Em entrevista à CNN Brasil, na segunda-feira (23), o presidente da Câmara dos Deputados, Rodrigo Maia, admitiu a possibilidade de cortes salariais de parlamentares, bem como de outros servidores do Executivo e do Judiciário para ajudar no combate ao Coronavírus no país. Maia revelou, ainda, que o presidente Jair Bolsonaro também pode transferir verbas do Fundo Partidário e do Fundo Eleitoral para a mesma finalidade.

O presidente da Câmara aproveitou a entrevista para alfinetar a postura do governo federal na crise do Coronavírus e alertou que este é momento é para injeção de recursos na economia. Segundo ele, se o governo não entender que é preciso gastar, “fica muito difícil” superar a crise.

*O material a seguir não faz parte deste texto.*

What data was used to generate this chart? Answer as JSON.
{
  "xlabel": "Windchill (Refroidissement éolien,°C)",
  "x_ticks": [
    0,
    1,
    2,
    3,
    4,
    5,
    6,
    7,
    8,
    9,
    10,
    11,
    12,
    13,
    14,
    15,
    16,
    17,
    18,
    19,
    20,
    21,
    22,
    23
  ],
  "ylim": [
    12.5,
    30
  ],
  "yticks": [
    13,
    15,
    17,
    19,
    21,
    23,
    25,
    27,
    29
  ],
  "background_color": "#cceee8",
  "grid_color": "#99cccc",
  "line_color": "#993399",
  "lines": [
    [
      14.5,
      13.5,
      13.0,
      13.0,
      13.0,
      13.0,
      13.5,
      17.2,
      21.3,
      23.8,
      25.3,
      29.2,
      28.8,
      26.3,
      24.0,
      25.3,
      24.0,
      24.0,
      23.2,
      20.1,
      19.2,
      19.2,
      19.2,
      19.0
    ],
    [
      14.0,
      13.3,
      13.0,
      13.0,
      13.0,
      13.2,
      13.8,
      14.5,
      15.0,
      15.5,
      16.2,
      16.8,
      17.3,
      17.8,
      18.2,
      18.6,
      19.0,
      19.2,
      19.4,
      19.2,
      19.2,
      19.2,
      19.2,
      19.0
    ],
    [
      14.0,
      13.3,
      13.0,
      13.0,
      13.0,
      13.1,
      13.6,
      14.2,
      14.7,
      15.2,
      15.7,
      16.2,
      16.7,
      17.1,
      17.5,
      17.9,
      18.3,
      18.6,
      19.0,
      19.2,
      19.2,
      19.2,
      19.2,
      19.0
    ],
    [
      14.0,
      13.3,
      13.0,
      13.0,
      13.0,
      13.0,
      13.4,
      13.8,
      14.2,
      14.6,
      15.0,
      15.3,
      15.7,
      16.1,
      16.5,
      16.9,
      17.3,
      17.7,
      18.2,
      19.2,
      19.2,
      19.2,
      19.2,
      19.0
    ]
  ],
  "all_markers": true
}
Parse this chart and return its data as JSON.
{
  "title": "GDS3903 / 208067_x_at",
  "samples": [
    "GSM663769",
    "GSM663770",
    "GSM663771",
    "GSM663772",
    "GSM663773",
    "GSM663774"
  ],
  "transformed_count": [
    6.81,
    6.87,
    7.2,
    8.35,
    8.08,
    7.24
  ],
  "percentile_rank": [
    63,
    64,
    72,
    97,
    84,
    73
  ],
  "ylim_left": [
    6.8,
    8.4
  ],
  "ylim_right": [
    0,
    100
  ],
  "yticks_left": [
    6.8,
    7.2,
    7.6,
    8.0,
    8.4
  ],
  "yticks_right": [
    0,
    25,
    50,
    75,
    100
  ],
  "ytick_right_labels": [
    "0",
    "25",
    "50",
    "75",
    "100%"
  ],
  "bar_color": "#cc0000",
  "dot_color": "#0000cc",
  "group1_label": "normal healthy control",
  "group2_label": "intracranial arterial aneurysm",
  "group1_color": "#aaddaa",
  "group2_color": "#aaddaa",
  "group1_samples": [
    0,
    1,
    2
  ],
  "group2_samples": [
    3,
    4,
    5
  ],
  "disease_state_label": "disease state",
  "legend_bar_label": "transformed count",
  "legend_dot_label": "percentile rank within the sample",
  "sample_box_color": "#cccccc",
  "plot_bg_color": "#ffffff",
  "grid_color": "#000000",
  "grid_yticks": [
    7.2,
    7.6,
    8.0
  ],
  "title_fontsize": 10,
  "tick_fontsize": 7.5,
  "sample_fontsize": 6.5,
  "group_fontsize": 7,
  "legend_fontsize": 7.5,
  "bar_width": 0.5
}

“Se é no fundo eleitoral ou partidário, que podem representar R$ 2,5 bilhões, não vejo problema, que se use. Agora, nós precisamos entender: a Saúde vai precisar de quanto? De R$ 50, R$ 100, R$ 150 bilhões. Só um projeto de suspensão do contrato de trabalho para contratar o seguro-desemprego vai custar quanto? De R$ 80 a R$ 100 bilhões. Por isso, a gente não precisa estar preocupado com gastos que tem previsão futura. Temos que usar qualquer rubrica”, disse Rodrigo Maia.

Ainda segundo o presidente da Câmara, Bolsonaro tem “liberdade para usar todo o orçamento e ampliar o gasto”, argumentando que a decretação do estado de calamidade pública implica na inexistência do cumprimento da meta fiscal.

“Se não existe mais meta… o governo tinha projetado um gasto acima de sua receita primária de R$ 126 bilhões. Ele agora pode gastar R$ 200, R$ 300, R$ 400 bilhões”, disse o deputado.

Maia disse que, para ele, é preciso haver os cortes de salários no Congresso.

“Todo poder público vai ter que contribuir. Transferir isso para o parlamentar é fazer apenas um gesto importante, mas que não tem nenhum impacto fiscal. Acho que os três Poderes vão ter que contribuir: Legislativo, Executivo e Judiciário. Os salários no nível federal são o dobro no seu equivalente no setor privado”, afirmou o presidente da Câmara.

Sobre o recuo de Bolsonaro, que anunciou retirar trecho de Medida Provisória que autorizava suspensão do contrato de trabalhadores por quatro meses, sem pagamento de salários, ele afirmou que era o melhor a se fazer.

“Outros trechos (da MP) a gente consegue debater, mas o artigo 18 (que trata da suspensão) era realmente impensável”.